Related Work & Insights¶
- vs Ge et al. (2024): The latter found linear rewards violate PO and used combinatorial rules to fix it; this paper proves extensions to polynomial rewards do not help, but restoration is achieved via data design.
- vs Christiano et al. (2017) / RLHF: BT optimal solutions correspond to Borda ranking; this paper reveals the axiomatic flaws of Borda rules in linear social choice.
- vs Constitutional AI (Bai et al., 2022b): Provides theoretical grounding—principles act as voters, and uniform data coverage is a provable data scheme for constitutional-style alignment.

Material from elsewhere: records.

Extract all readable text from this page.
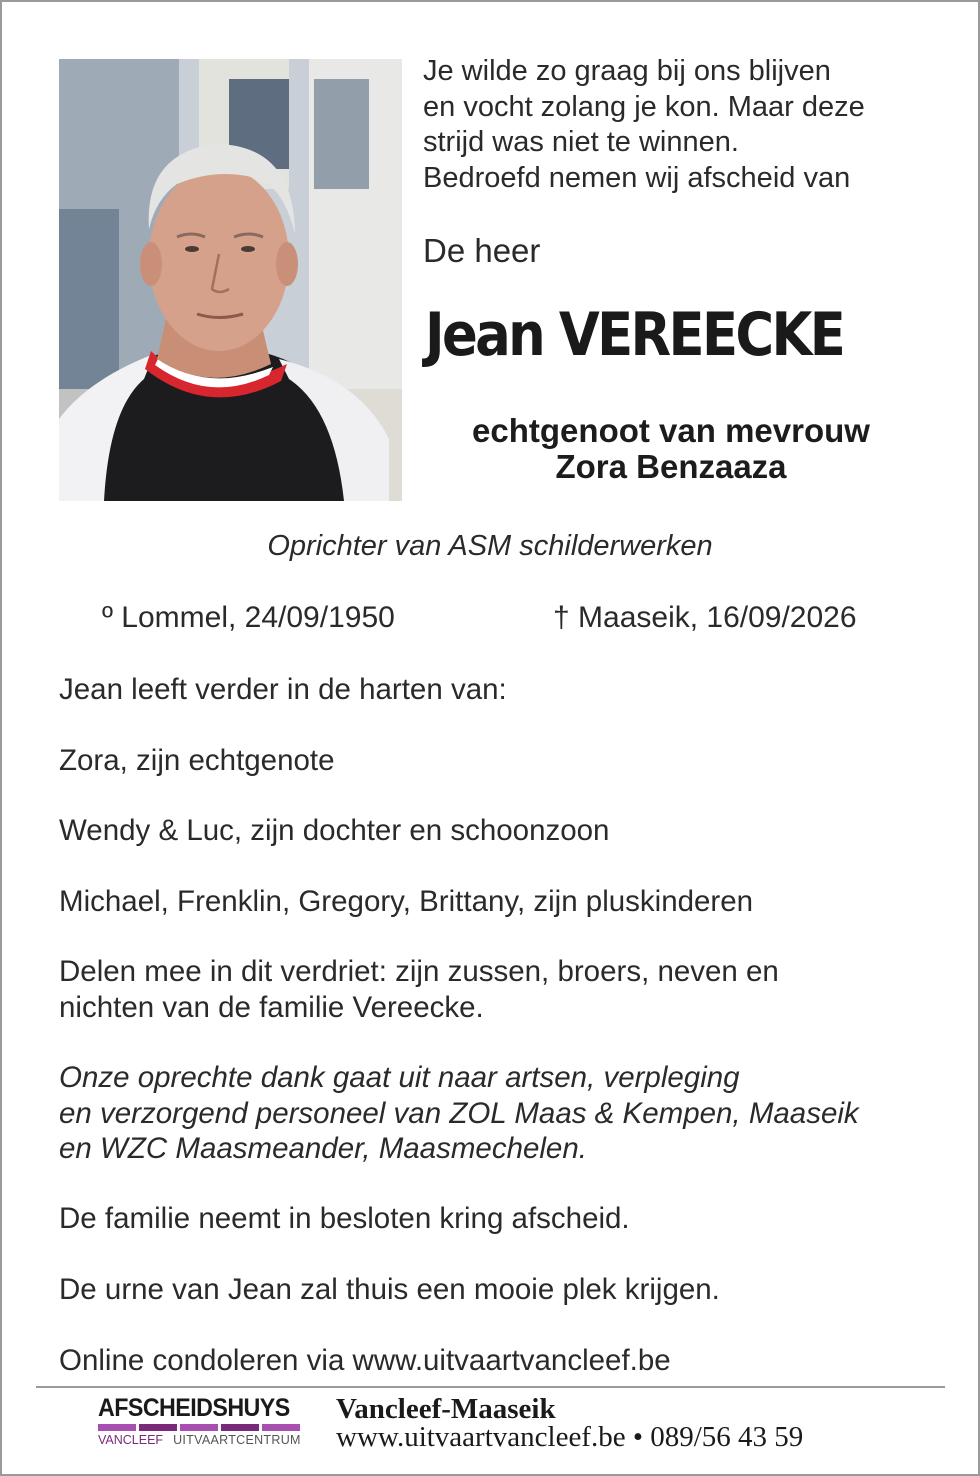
Je wilde zo graag bij ons blijven
en vocht zolang je kon. Maar deze
strijd was niet te winnen.
Bedroefd nemen wij afscheid van
De heer
Jean VEREECKE
echtgenoot van mevrouw
Zora Benzaaza
Oprichter van ASM schilderwerken
º Lommel, 24/09/1950	† Maaseik, 16/09/2026
Jean leeft verder in de harten van:
Zora, zijn echtgenote
Wendy & Luc, zijn dochter en schoonzoon
Michael, Frenklin, Gregory, Brittany, zijn pluskinderen
Delen mee in dit verdriet: zijn zussen, broers, neven en
nichten van de familie Vereecke.
Onze oprechte dank gaat uit naar artsen, verpleging
en verzorgend personeel van ZOL Maas & Kempen, Maaseik
en WZC Maasmeander, Maasmechelen.
De familie neemt in besloten kring afscheid.
De urne van Jean zal thuis een mooie plek krijgen.
Online condoleren via www.uitvaartvancleef.be
AFSCHEIDSHUYS
VANCLEEF UITVAARTCENTRUM
Vancleef-Maaseik
www.uitvaartvancleef.be • 089/56 43 59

- vs Nash Learning from Human Feedback (Munos et al., 2024): NLHF is equivalent to von Neumann winner/Fishburn lotteries; this framework can further explore if such game-theoretic alignment satisfy PO.
Rating¶
- Novelty: ⭐⭐⭐⭐ The angle is novel—attributing PO violation to data distribution rather than function class and providing an actionable data design.
- Experimental Thoroughness: ⭐⭐⭐ Purely theoretical work; theorems are rigorous, but empirical validation on real LLM embeddings is lacking.
- Writing Quality: ⭐⭐⭐⭐ Clear structure; the narrative progression from negative to positive results is smooth.
- Value: ⭐⭐⭐⭐ Provides a theoretical basis for the data design of Constitutional AI, with high practical reference value for the industry.